The push from outsiders to pass pet policies via the ballot has occurred before, on everything from land conservation in North Dakota to how to cage chickens in California, sometimes leading to big-money fights between corporations, advocacy groups and others.
“There’s this perception out there that the initiative process is all about the little guy,” said Jennie Bowser, a consultant who for many years studied ballot measures for the bipartisan National Conference of State Legislatures. “But the truth of the matter is that it’s a big business. It’s really well organized, and it’s really well funded. And it is very, very rarely a group of local citizens who get together and try to make a difference.”
* * *
In 2014, when a Republican wave gave conservatives more U.S. Senate seats and governors’ mansions, left-leaning activists still managed to notch victories for the minimum wage, gun control, and marijuana legalization through ballot measures in Nebraska, South Dakota, Illinois, Arkansas, Washington, Oregon, Alaska, and the District of Columbia.
In 2015, they followed with wins for campaign-finance reform in Seattle and Maine.
Those successes, as well as the chance to draw more left-leaning voters to the polls, are encouraging liberal activists to push hard on the 2016 ballot.
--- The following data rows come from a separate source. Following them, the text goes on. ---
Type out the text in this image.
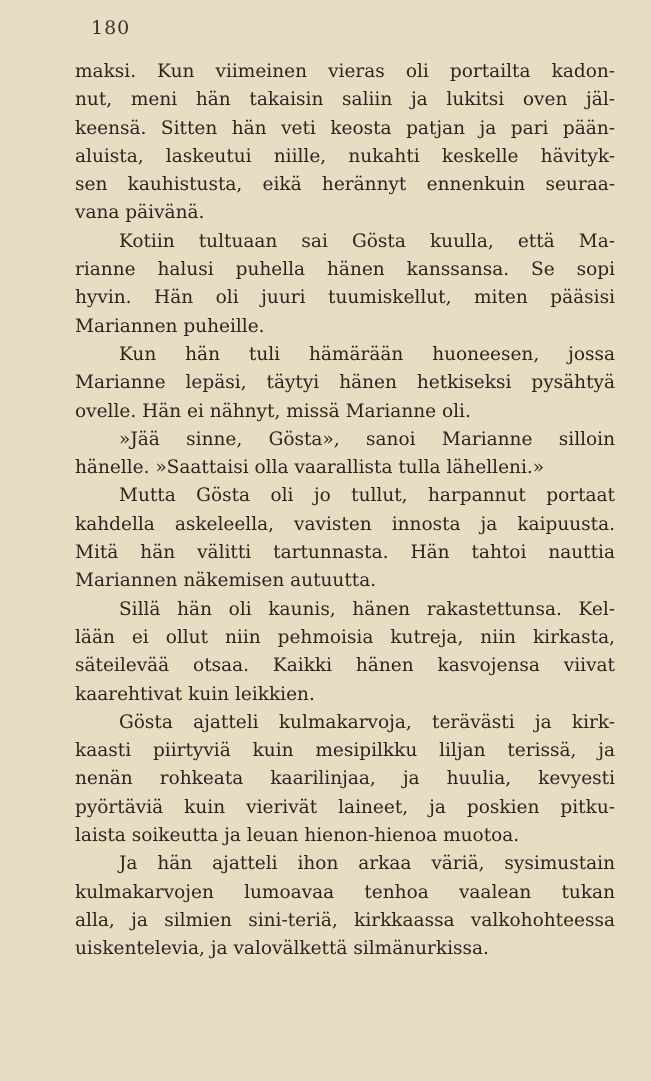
180
maksi. Kun viimeinen vieras oli portailta kadon-
nut, meni hän takaisin saliin ja lukitsi oven jäl-
keensä. Sitten hän veti keosta patjan ja pari pään-
aluista, laskeutui niille, nukahti keskelle hävityk-
sen kauhistusta, eikä herännyt ennenkuin seuraa-
vana päivänä.
Kotiin tultuaan sai Gösta kuulla, että Ma-
rianne halusi puhella hänen kanssansa. Se sopi
hyvin. Hän oli juuri tuumiskellut, miten pääsisi
Mariannen puheille.
Kun hän tuli hämärään huoneesen, jossa
Marianne lepäsi, täytyi hänen hetkiseksi pysähtyä
ovelle. Hän ei nähnyt, missä Marianne oli.
»Jää sinne, Gösta», sanoi Marianne silloin
hänelle. »Saattaisi olla vaarallista tulla lähelleni.»
Mutta Gösta oli jo tullut, harpannut portaat
kahdella askeleella, vavisten innosta ja kaipuusta.
Mitä hän välitti tartunnasta. Hän tahtoi nauttia
Mariannen näkemisen autuutta.
Sillä hän oli kaunis, hänen rakastettunsa. Kel-
lään ei ollut niin pehmoisia kutreja, niin kirkasta,
säteilevää otsaa. Kaikki hänen kasvojensa viivat
kaarehtivat kuin leikkien.
Gösta ajatteli kulmakarvoja, terävästi ja kirk-
kaasti piirtyviä kuin mesipilkku liljan terissä, ja
nenän rohkeata kaarilinjaa, ja huulia, kevyesti
pyörtäviä kuin vierivät laineet, ja poskien pitku-
laista soikeutta ja leuan hienon-hienoa muotoa.
Ja hän ajatteli ihon arkaa väriä, sysimustain
kulmakarvojen lumoavaa tenhoa vaalean tukan
alla, ja silmien sini-teriä, kirkkaassa valkohohteessa
uiskentelevia, ja valovälkettä silmänurkissa.
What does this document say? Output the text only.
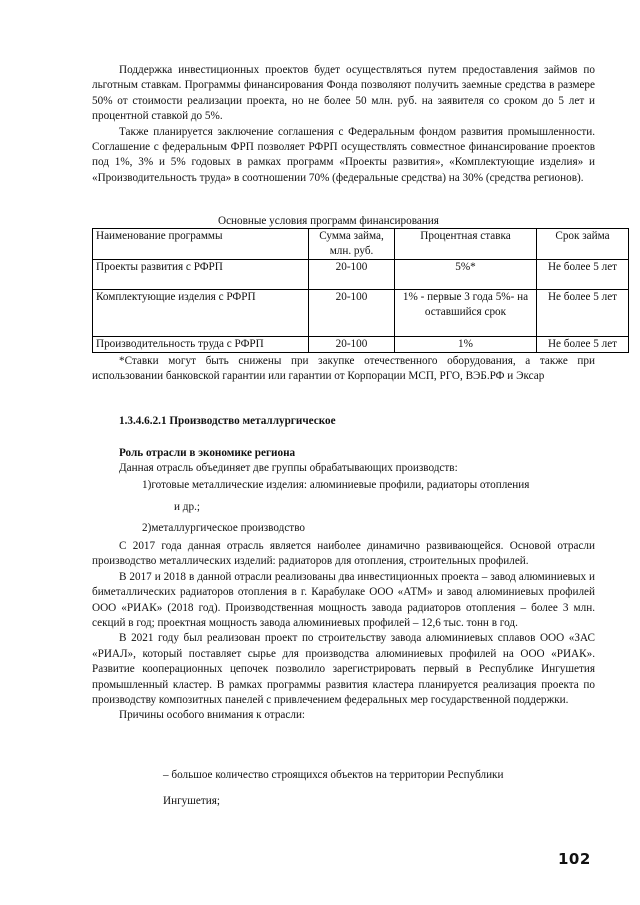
Поддержка инвестиционных проектов будет осуществляться путем предоставления займов по льготным ставкам. Программы финансирования Фонда позволяют получить заемные средства в размере 50% от стоимости реализации проекта, но не более 50 млн. руб. на заявителя со сроком до 5 лет и процентной ставкой до 5%.

Также планируется заключение соглашения с Федеральным фондом развития промышленности. Соглашение с федеральным ФРП позволяет РФРП осуществлять совместное финансирование проектов под 1%, 3% и 5% годовых в рамках программ «Проекты развития», «Комплектующие изделия» и «Производительность труда» в соотношении 70% (федеральные средства) на 30% (средства регионов).

Основные условия программ финансирования
Наименование программы	Сумма займа, млн. руб.	Процентная ставка	Срок займа
Проекты развития с РФРП	20-100	5%*	Не более 5 лет
Комплектующие изделия с РФРП	20-100	1% - первые 3 года 5%- на оставшийся срок	Не более 5 лет
Производительность труда с РФРП	20-100	1%	Не более 5 лет

*Ставки могут быть снижены при закупке отечественного оборудования, а также при использовании банковской гарантии или гарантии от Корпорации МСП, РГО, ВЭБ.РФ и Эксар

1.3.4.6.2.1 Производство металлургическое
Роль отрасли в экономике региона
Данная отрасль объединяет две группы обрабатывающих производств:
1)готовые металлические изделия: алюминиевые профили, радиаторы отопления
и др.;
2)металлургическое производство

С 2017 года данная отрасль является наиболее динамично развивающейся. Основой отрасли производство металлических изделий: радиаторов для отопления, строительных профилей.

В 2017 и 2018 в данной отрасли реализованы два инвестиционных проекта – завод алюминиевых и биметаллических радиаторов отопления в г. Карабулаке ООО «АТМ» и завод алюминиевых профилей ООО «РИАК» (2018 год). Производственная мощность завода радиаторов отопления – более 3 млн. секций в год; проектная мощность завода алюминиевых профилей – 12,6 тыс. тонн в год.

В 2021 году был реализован проект по строительству завода алюминиевых сплавов ООО «ЗАС «РИАЛ», который поставляет сырье для производства алюминиевых профилей на ООО «РИАК». Развитие кооперационных цепочек позволило зарегистрировать первый в Республике Ингушетия промышленный кластер. В рамках программы развития кластера планируется реализация проекта по производству композитных панелей с привлечением федеральных мер государственной поддержки.

Причины особого внимания к отрасли:

– большое количество строящихся объектов на территории Республики
Ингушетия;
102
This year, national liberal groups are especially focused on issues that prove popular in polls but that politicians have been loath to work on, such as gun control and marijuana legalization. Republicans, who generally dislike both ideas, control 30 state legislatures.
“These are issues that voters have said are very important to them in previous elections, yet nothing has changed,” said Justine Sarver, the director of the Ballot Initiative Strategy Center, which helps coordinate liberal ballot efforts.
Her group, based in Washington, D.C., plans to use 2016 to push back on conservative state legislatures but hasn’t yet announced which 2016 initiative campaigns it will aid. Though it does not disclose its donors, the group has been listed as a beneficiary of the Democracy Alliance, a network of deep-pocketed Democratic contributors including financier George Soros and San Francisco hedge-fund manager Tom Steyer. (The Center for Public Integrity receives funding from the Open Society Foundations, which Soros funds. A complete list of Center for Public Integrity funders is found here.)